By this time, there had been dozens of drafts — Verhoeven remembers “about thirty” — variously credited to Shusett and O’Bannon, Shusett and Star Trek: The Motion Picture screenwriter Jon Povill, and Shusett and Steven Pressfield (Freejack). Goldman says that Verhoeven read them all, and sent him the ones he wanted Goldman to read. “The story of the first half was almost exactly as it is in the movie,” he explains, “but there was general agreement that the second half of the movie wasn’t working — that is, everyt
hing after the Dr Edgemar scene. I had to adjust everything in order to make the second half work adequately. I also had to reconfigure the movie to fit Arnold, [because] in the short story and in all previous drafts, Quaid was a mild-mannered guy who suddenly discovered that he was a high-powered secret agent.”

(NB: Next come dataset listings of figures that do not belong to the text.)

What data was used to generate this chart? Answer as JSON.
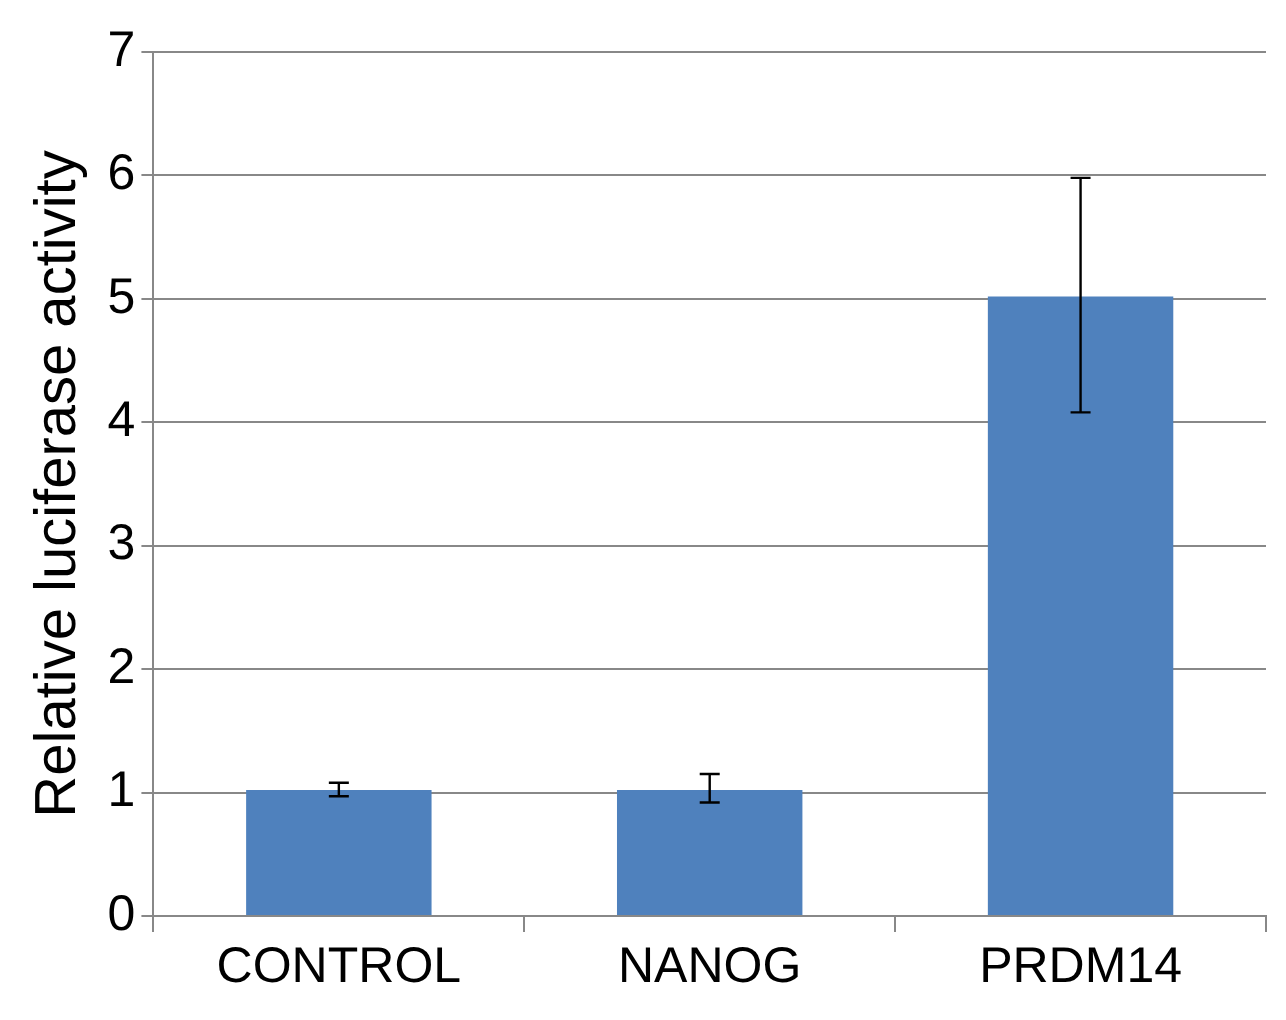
{
  "chart_data": {
    "type": "bar",
    "ylabel": "Relative luciferase activity",
    "categories": [
      "CONTROL",
      "NANOG",
      "PRDM14"
    ],
    "values": [
      1.02,
      1.02,
      5.02
    ],
    "errors": [
      [
        0.97,
        1.08
      ],
      [
        0.92,
        1.15
      ],
      [
        4.08,
        5.98
      ]
    ],
    "color": "#4f81bd",
    "ylim": [
      0,
      7
    ],
    "yticks": [
      0,
      1,
      2,
      3,
      4,
      5,
      6,
      7
    ],
    "grid": "y",
    "legend": false
  }
}
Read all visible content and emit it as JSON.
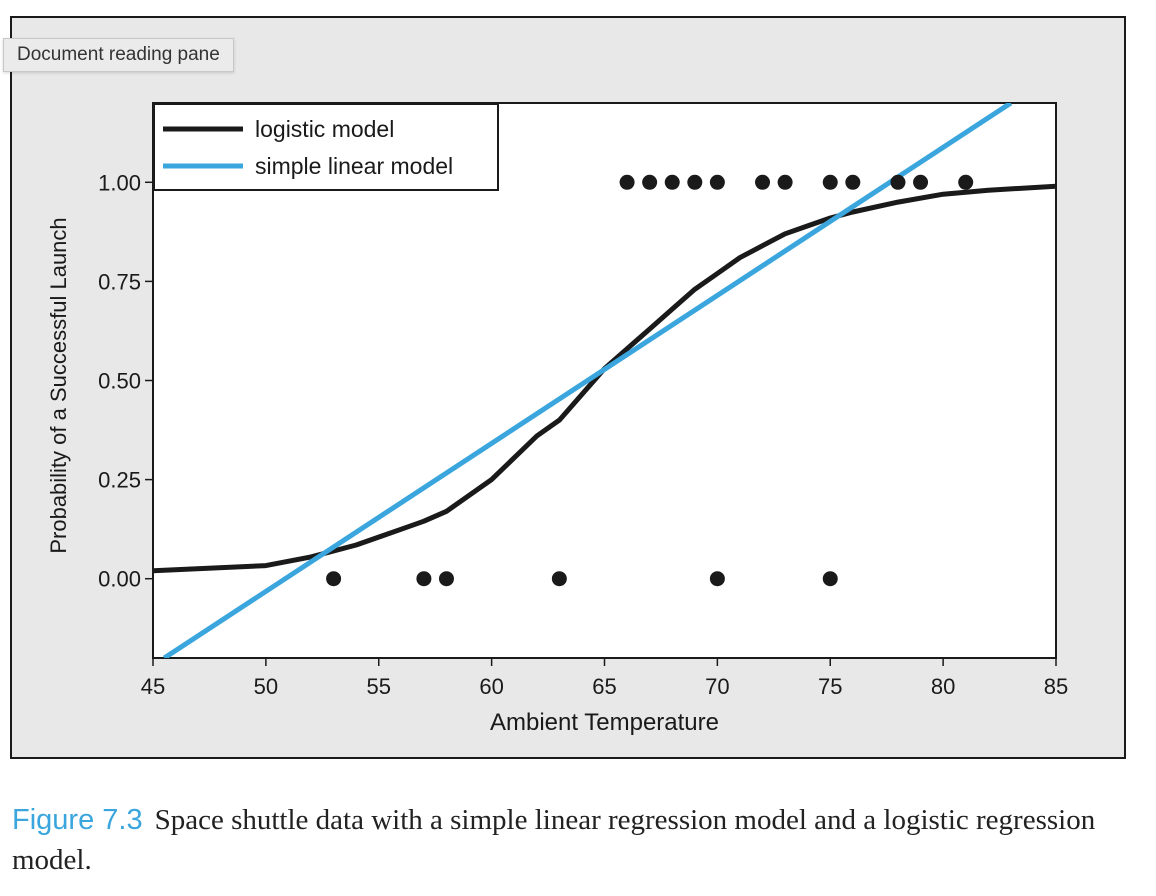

According to Goldman, several fundamental decisions determined most of the changes. Firstly, Verhoeven wanted to make the movie as if Dr Edgemar might be telling the truth in the hotel room, so that from the point that Quaid undergoes the procedure at Rekall, everything you see is Quaid’s fantasy. “Everything we have seen before, in the last forty-five minutes, is all fantasy,” Verhoeven explains. “It’s a dream. Which is disturbing to the audience because they don’t want that, of course. They want an adventure story, they don’t want a fake adventure story. So they are on Arnold’s side trying to believe that it’s all true, while [Dr Edgemar] is trying to tell him that it’s not true.” As Edgemar asks rhetorically, “What’s bullshit? That you’re having a paranoid episode triggered by acute neurochemical trauma? Or that you’re really an invincible secret agent from Mars who’s the victim of an interplanetary conspiracy to make him think he’s a lowly construction worker?” Quaid, of course, shoots Edgemar, thereby choosing to continue the fantasy — if, indeed, it is a fantasy.